Dans les cas de défaut de reconnaissance temporaire, l'entreprise ne reçoit pas de taux, et son logiciel de paye appliquera automatiquement ce taux par défaut.
Dans d'autres cas, l'entreprise ne peut pas recevoir de taux de l'administration de manière normale. Ce peut-être dans le cas de contrats courts, sachant que, ce barème de taux reprenant le barème de l'impôt sur le revenu, toutes les personnes payées au SMIC auront un taux zéro, il n'y aura pas de prélèvement. Le barème de taux ne prévoit pas un barème supérieur à celui qui résulterait de la législation actuelle en fonction du barème. Tous ceux qui ne paient pas l'impôt sur le revenu, car ils perçoivent 1,1 SMIC, continueront à ne pas être prélevés.
De même, le jeune résidant dans un foyer fiscal qui se voit appliquer un taux plus important ne se verra pas appliquer le taux du foyer : nous ne savons pas si ses parents vont le rattacher ou non au foyer fiscal, puisque cette option n'est pas remise en cause. Le jeune qui est aujourd'hui rattaché à un foyer fiscal se verra donc appliquer le taux par défaut.
Il est bon d'indiquer le taux moyen au contribuable, mais notre impôt est en taux marginal. Le taux moyen est donc continu, un euro gagné en plus sera imposé au niveau du taux marginal.

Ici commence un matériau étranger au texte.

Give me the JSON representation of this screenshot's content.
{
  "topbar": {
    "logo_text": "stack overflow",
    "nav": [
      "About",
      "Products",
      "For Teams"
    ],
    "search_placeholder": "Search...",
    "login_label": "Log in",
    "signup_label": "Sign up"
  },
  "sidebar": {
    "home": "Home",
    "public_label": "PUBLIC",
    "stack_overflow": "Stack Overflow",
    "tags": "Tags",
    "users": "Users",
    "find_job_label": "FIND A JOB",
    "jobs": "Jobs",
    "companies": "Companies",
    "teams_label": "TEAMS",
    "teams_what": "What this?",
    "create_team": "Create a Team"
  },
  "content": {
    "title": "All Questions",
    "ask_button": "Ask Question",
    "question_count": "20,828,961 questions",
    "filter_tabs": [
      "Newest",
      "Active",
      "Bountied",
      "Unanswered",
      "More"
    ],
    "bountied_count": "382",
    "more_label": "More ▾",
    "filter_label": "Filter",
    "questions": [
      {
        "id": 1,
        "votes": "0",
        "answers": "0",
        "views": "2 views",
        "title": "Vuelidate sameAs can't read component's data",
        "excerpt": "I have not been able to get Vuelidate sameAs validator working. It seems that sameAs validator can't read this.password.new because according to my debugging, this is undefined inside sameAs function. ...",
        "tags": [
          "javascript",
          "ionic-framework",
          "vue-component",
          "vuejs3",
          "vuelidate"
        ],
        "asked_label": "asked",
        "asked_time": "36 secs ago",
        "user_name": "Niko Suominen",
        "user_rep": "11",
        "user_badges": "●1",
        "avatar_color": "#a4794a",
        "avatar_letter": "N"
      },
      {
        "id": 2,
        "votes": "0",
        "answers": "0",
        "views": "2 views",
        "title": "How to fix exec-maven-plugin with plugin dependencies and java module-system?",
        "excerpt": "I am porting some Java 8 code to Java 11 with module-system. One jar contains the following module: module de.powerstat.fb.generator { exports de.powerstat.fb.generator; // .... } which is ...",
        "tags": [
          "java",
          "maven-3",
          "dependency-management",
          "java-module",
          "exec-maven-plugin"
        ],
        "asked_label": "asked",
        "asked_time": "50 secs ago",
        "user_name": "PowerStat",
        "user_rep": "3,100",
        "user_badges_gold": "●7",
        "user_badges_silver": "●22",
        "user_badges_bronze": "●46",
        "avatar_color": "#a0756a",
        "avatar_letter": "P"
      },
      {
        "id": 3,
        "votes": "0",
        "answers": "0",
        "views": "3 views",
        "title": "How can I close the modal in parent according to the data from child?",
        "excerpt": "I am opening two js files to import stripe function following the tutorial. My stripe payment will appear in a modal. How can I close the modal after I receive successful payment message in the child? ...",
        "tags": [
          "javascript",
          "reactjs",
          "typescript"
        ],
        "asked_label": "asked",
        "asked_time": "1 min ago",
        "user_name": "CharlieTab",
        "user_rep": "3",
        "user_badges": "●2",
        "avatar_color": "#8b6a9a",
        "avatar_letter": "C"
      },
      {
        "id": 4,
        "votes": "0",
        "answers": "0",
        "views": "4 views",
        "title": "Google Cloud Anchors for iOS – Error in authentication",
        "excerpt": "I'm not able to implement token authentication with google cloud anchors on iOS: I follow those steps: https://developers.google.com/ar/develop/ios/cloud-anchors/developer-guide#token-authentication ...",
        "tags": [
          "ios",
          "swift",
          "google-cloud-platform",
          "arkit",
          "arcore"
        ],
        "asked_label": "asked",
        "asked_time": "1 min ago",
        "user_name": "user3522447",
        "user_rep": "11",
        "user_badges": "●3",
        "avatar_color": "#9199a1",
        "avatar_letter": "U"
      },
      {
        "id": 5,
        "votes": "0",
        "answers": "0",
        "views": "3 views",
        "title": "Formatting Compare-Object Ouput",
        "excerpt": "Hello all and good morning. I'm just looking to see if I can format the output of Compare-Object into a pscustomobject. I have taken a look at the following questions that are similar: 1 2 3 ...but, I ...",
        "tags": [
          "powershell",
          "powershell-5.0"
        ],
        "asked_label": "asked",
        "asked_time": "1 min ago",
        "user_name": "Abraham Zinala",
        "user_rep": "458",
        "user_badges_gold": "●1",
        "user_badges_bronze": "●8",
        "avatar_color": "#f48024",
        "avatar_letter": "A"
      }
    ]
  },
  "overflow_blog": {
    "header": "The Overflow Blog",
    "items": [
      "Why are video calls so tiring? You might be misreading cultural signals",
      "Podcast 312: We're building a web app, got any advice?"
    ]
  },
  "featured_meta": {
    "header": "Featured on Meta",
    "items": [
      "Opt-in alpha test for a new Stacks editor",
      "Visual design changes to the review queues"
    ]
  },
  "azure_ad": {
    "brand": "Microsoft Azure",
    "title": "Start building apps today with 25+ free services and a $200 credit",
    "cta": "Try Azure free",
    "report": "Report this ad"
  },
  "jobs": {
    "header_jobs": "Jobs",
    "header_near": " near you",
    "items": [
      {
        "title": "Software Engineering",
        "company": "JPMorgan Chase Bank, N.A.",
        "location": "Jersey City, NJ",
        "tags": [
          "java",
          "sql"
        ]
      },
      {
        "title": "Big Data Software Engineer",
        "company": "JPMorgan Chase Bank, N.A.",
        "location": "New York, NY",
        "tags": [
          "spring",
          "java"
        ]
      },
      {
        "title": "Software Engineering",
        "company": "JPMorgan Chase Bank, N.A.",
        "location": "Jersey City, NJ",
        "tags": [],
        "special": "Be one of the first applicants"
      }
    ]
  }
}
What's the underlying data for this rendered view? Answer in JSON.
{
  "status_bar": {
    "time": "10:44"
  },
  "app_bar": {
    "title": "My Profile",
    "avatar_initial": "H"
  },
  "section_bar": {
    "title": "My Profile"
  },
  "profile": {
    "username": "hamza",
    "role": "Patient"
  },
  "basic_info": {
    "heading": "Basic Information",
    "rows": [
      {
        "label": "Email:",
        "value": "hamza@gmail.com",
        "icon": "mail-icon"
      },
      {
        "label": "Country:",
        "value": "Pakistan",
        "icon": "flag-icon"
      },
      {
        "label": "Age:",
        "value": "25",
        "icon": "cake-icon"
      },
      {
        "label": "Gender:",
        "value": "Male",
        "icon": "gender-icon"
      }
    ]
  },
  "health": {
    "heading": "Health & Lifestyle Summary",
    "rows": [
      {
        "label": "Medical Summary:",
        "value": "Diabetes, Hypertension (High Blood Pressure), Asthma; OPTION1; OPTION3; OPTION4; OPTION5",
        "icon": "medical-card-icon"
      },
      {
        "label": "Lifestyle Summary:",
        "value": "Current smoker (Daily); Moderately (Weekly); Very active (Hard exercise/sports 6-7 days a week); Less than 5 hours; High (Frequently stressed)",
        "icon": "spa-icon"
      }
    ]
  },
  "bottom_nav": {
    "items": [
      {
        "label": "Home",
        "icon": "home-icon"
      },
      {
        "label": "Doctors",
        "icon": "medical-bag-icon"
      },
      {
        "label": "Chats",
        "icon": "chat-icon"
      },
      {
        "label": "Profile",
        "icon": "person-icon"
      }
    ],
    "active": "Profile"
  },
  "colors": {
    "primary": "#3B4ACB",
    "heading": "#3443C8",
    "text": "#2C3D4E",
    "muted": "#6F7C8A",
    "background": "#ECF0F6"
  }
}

Or la grille de taux par défaut reproduite dans l'avant-projet de loi fait apparaître des effets de seuil brutaux, le taux moyen pouvant augmenter de 2 % selon que l'on gagne un euro de plus ou de moins. Dans un logiciel de paye, la logique veut que le taux moyen soit continu et évolue doucement. On ne peut pas présenter dans un projet de loi de finances de brusques hausses des taux moyens pour un euro de plus.
La question de Pierre-Alain Muet me paraît très importante. Le taux par défaut n'est pas calculé en continu, comme le taux moyen. Le taux moyen est un calcul ex post qui prend en compte le fait que différentes tranches de revenu ont été imposées à différents taux du barème progressif. Le taux par défaut est un taux ex ante qui va connaître des seuils.
Un contrat de quinze jours bien rémunéré parce qu'il est effectué dans des conditions exceptionnelles se verra appliquer le taux par défaut, comme s'il durait toute l'année. Cela va aboutir à des taux de prélèvement sans lien avec le taux final. Des personnes non imposables qui effectuent parfois des petits boulots bien rémunérés, car il y a des contraintes très fortes se verront appliquer un taux par défaut élevé, alors qu'elles sont non imposables.
Pourquoi le Gouvernement n'a-t-il pas choisi d'exonérer de prélèvement à la source les contrats inférieurs à un certain montant ? Ce serait plus protecteur pour les personnes modestes.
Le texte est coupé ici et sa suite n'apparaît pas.